I will never forget the day we met. At first I did not like her, I let first impressions get the best of me, but when I let my guard down she and I began to build a strong friendship. She was the type of friend I had been looking for my whole life. The type of friend I could tell any secret to. When I was around her I felt comfortable, I could be myself. She was my best friend.
She and I became so close that some people thought we were sisters. No one at our school could say my name with out saying hers. We spent most of our time together since we had the same classes and we played the same sports. In class we were separated for talking too much and at practice we were scolded for not paying attention. We knew so much about each other, I considered her to be my family. We were each others pillar of support, when life was not as we expected we knew we could turn to one another.
She and I had conquered high school together and a new chapter in our lives was about to begin, college. For the first time in our friendship we were going to be separated. We had always been within walking distance, but now we were hundreds of miles away from each other.
In college we no longer shared the same experiences. She and I were making memories of our own and for the first time in our friendship, she and I were in different stages of our lives. She loved her new college life and I was wishing I was still in high school. I was home sick and wanted to her hear comforting voice but I soon learned that she was no longer my pillar of support. I was happy for her but at the same time I could not understand why our friendship was disappearing. After a few weeks, we hardly spoke to one another and I felt more like we were strangers than we were best friends. College was the ultimate test on our friendship, a test we could not pass.

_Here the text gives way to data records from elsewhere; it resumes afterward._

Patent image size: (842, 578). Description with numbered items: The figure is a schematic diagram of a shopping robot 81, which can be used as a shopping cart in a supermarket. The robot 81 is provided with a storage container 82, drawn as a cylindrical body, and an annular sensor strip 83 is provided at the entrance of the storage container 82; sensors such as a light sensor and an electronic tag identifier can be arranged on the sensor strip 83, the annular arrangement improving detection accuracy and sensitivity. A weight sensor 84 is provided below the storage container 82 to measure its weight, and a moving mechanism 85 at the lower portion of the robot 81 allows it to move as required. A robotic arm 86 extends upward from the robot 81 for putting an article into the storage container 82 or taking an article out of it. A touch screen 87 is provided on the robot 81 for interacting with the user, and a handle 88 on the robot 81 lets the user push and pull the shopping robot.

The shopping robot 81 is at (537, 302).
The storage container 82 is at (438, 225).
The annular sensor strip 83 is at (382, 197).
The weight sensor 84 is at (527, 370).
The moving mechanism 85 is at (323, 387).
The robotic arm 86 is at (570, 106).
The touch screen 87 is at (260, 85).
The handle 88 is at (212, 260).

I no longer have a best friend. I still reminisce about all the great times she and I had together and I smile. I do not regret my friendship with her, I cherish it. She made me a better person. Because of her I am stronger, forgiving and more understanding than I have ever been. I have not spoken to her in over a year but I do hope she is happy and life is everything she expected. As for me, sometimes I do miss having a best friend like the one I had in high school but I am glad the way life turned out. I still thank God every night for bring her into my life and for giving me a new perspective, she is why I believe that everything happens for a reason.